In a typical year, the Zags would have played 10 games by now, at least half of them at McCarthey.

“I really wish we could have had more than one game at home,” GU head coach Lisa Fortier said.

The 25th-ranked Zags will be a solid favorite over the Grizzlies (1-1), who opened the season with a seven-point loss at Utah State before routing North Dakota 86-72 in Missoula.

Gonzaga is only 2-2, but that record was earned with nail-biting losses against then-No. 1 South Carolina and South Dakota State, and wins over South Dakota and Wyoming.

The 89-50 win at Wyoming on Tuesday was gratifying; not only did GU assert its strength inside (owning the boards 44-17) but also its versatility.

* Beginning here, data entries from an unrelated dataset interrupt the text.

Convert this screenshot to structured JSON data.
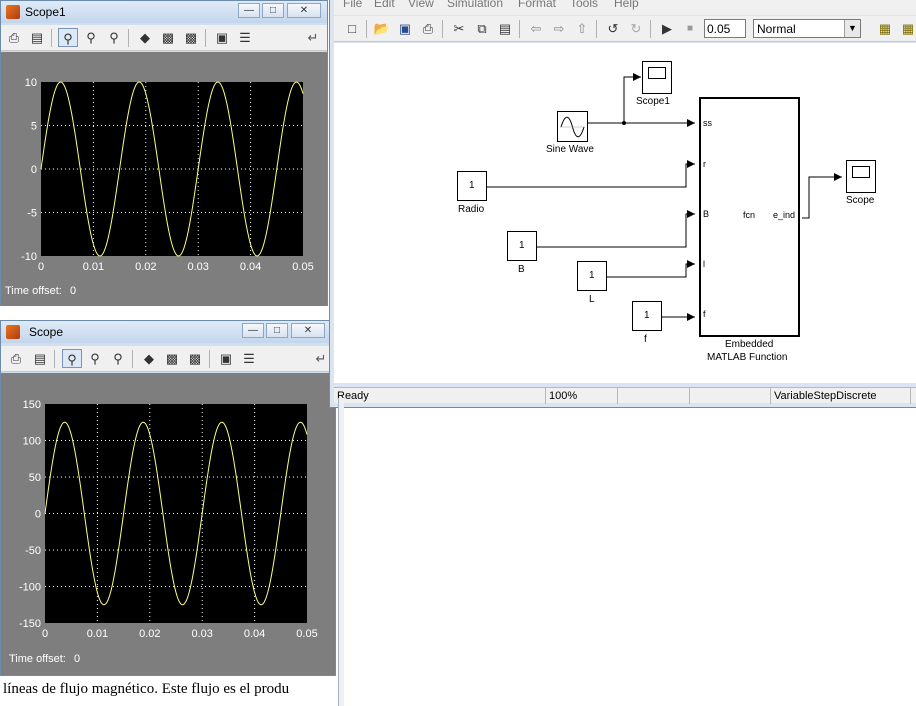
{
  "scope1_window": {
    "title": "Scope1",
    "time_offset_label": "Time offset:",
    "time_offset_value": "0",
    "y_ticks": [
      "10",
      "5",
      "0",
      "-5",
      "-10"
    ],
    "x_ticks": [
      "0",
      "0.01",
      "0.02",
      "0.03",
      "0.04",
      "0.05"
    ]
  },
  "scope_window": {
    "title": "Scope",
    "time_offset_label": "Time offset:",
    "time_offset_value": "0",
    "y_ticks": [
      "150",
      "100",
      "50",
      "0",
      "-50",
      "-100",
      "-150"
    ],
    "x_ticks": [
      "0",
      "0.01",
      "0.02",
      "0.03",
      "0.04",
      "0.05"
    ]
  },
  "model_window": {
    "menu": [
      "File",
      "Edit",
      "View",
      "Simulation",
      "Format",
      "Tools",
      "Help"
    ],
    "stop_time": "0.05",
    "sim_mode": "Normal",
    "blocks": {
      "scope1": "Scope1",
      "sine": "Sine Wave",
      "radio": "Radio",
      "radio_value": "1",
      "b": "B",
      "b_value": "1",
      "l": "L",
      "l_value": "1",
      "f": "f",
      "f_value": "1",
      "scope": "Scope",
      "fcn_name": "fcn",
      "fcn_out": "e_ind",
      "fcn_caption_line1": "Embedded",
      "fcn_caption_line2": "MATLAB Function",
      "ports_in": [
        "ss",
        "r",
        "B",
        "l",
        "f"
      ]
    },
    "status": {
      "state": "Ready",
      "zoom": "100%",
      "solver": "VariableStepDiscrete"
    }
  },
  "document_text": "líneas de flujo magnético. Este flujo es el produ",
  "colors": {
    "trace": "#ffff80",
    "plot_bg": "#000000",
    "scope_bg": "#7e7e7e",
    "window_frame": "#cfdff0"
  },
  "chart_data": [
    {
      "type": "line",
      "title": "",
      "xlabel": "",
      "ylabel": "",
      "xlim": [
        0,
        0.05
      ],
      "ylim": [
        -10,
        10
      ],
      "grid": true,
      "series": [
        {
          "amplitude": 10,
          "frequency_hz": 66.67,
          "x_start": 0,
          "x_end": 0.05
        }
      ]
    },
    {
      "type": "line",
      "title": "",
      "xlabel": "",
      "ylabel": "",
      "xlim": [
        0,
        0.05
      ],
      "ylim": [
        -150,
        150
      ],
      "grid": true,
      "series": [
        {
          "amplitude": 125,
          "frequency_hz": 66.67,
          "x_start": 0,
          "x_end": 0.05
        }
      ]
    }
  ]
}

Late in the game in Laramie, Fortier recalled looking up at the scoreboard and realizing that star guard Jill Townsend – who’d come into the game averaging 22 points – had only four.

In the previous game at South Dakota State, Townsend had a career-high 29 points partly because “we were directing the shots to her,” Fortier said.

“That wasn’t the case against Wyoming,” Fortier said.

“We were very efficient offensively, and worked really well together for a good mix of interior and perimeter baskets.”

Townsend and Jenn Wirth (11.3 ppg) are the only Zags averaging double figures, but four others are above 6 ppg.

GU also found its shooting touch from long range, going 12 for 20 to boost the team average to 40.5%.

Montana comes in with a new coach in Mike Petrino, whose motion offense has paid off for redshirt sophomore forward Carmen Gfeller. The Colfax product is averaging 23.5 points and six rebounds.

The other key player for Montana is junior guard Sophia Stiles (13.5 ppg, 7.5 rpg).

“They’re a very good team, and they’re always going to be physical,” Fortier said. “But I don’t think they have as much depth as we do.”